Inverarity has told England now is not the time to dismiss his side’s chances of regaining the Ashes, despite the controversy currently engulfing the tourists.
Title-holders Australia’s early exit from the Champions Trophy tournament in the UK, which included a defeat by arch-rivals England, was compounded when David Warner was suspended until next month’ first Test for a bar-room attack on home batsman Joe Root and fined Aus$11,500.
Warner’s conduct was labelled "despicable" by Cricket Australia chief executive James Sutherland, yet the opening batsman was allowed to remain on tour rather than be sent home. It all raised fresh questions about the squad’s discipline, particularly in the light of the "homework" incident in India earlier this year when four Australia players were made to miss a Test for failing to provide feedback requested by team management during the course of a 4-0 series loss. Captain Michael Clarke, now Australia’s best batsman, has not played a competitive match since March owing to a recurrence of a back injury he suffered in India and was absent again as the team’s Champions Trophy exit was confirmed by Monday’s 20-run loss to Sri Lanka at the Oval.
Australia’s 16-man Ashes squad lack the stellar names of recent times, with Ricky Ponting, now playing for English county Surrey, among the absentees.

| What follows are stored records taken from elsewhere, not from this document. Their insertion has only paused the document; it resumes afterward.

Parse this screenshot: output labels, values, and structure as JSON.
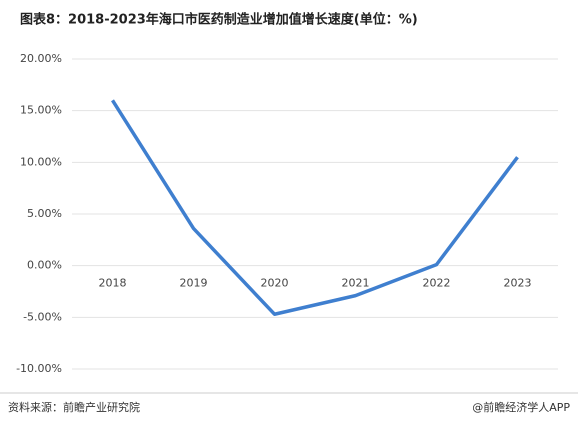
{
  "chart_data": {
    "type": "line",
    "title": "图表8：2018-2023年海口市医药制造业增加值增长速度(单位：%)",
    "categories": [
      "2018",
      "2019",
      "2020",
      "2021",
      "2022",
      "2023"
    ],
    "series": [
      {
        "color": "#3f7fcf",
        "values": [
          16.0,
          3.6,
          -4.7,
          -2.9,
          0.1,
          10.5
        ]
      }
    ],
    "ylim": [
      -10,
      20
    ],
    "yticks": [
      {
        "value": -10,
        "label": "-10.00%"
      },
      {
        "value": -5,
        "label": "-5.00%"
      },
      {
        "value": 0,
        "label": "0.00%"
      },
      {
        "value": 5,
        "label": "5.00%"
      },
      {
        "value": 10,
        "label": "10.00%"
      },
      {
        "value": 15,
        "label": "15.00%"
      },
      {
        "value": 20,
        "label": "20.00%"
      }
    ],
    "grid": true,
    "source": "资料来源：前瞻产业研究院",
    "credit": "@前瞻经济学人APP"
  }
}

But Inverarity insisted the Ashes squad contained the "best players available" and that history showed Australia teams written off before a tour of England had a habit of making critics eat their words.

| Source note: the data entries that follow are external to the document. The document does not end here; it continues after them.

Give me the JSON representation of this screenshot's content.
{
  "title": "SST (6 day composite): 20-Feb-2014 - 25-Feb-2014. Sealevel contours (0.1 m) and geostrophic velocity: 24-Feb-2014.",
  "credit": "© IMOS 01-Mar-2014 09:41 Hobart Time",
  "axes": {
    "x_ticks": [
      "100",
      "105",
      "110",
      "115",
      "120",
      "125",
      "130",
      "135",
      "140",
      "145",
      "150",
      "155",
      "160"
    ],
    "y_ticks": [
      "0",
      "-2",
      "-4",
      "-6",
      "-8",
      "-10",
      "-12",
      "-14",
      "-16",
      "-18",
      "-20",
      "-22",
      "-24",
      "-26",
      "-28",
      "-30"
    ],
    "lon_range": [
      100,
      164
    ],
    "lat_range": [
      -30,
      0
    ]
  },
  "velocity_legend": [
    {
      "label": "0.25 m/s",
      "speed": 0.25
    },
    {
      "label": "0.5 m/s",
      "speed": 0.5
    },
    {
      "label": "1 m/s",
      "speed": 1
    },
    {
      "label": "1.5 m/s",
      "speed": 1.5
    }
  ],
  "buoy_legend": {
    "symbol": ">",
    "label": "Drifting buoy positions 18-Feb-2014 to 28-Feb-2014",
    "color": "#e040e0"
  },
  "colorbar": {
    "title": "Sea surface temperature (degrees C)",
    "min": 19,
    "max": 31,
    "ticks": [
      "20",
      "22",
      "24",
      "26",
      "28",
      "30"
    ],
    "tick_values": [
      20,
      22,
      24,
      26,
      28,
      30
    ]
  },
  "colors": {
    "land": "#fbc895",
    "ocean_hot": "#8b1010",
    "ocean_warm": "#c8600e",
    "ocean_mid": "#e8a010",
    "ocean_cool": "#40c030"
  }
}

"In 1968 it was said that we had one of the weakest squads, that was 1-1," former Test batsman Inverarity, last man out when a Derek Underwood-inspired England won the final Test at the Oval but Australia retained the Ashes, told BBC Radio’s Test Match Special.
"And another time I remember the English Press said it was most certainly the weakest team to come to England was in 1989 and Australia won the series 4-0. We have got in that squad of 16 the best players available. We are looking forward to them acquitting themselves well and we will see what happens."
Warner has been banned up until the start of the first Ashes Test in Nottingham, on 10 July and with Australia’s squad containing several other opening batsmen, his immediate Ashes prospects appear gloomy.
But Inverarity insisted Warner could yet feature at Trent Bridge despite being banned from Australia’s two warm-up matches. "Yes, he has a chance to play, certainly," Inverarity said. "In any cricket season in years gone by you might have a wet start to the season. Players sometimes miss games and then come back and make centuries."
Inverarity, who combined his cricket career with being a schoolmaster, insisted Australia did not face fundamental problems regarding players’ discipline.
"There have been one or two hiccups but basically they are a very decent, nice bunch of young men who behave themselves extremely well," he said. "I don’t think that has changed over the years."
Clarke is expected to return for Australia’s first warm-up game against Somerset next Wednesday. "We very much need him at the helm," Inverarity said. "He is a very good captain and the troops are right behind him and we very much miss him when he is not there although George Bailey has done a good job in his absence."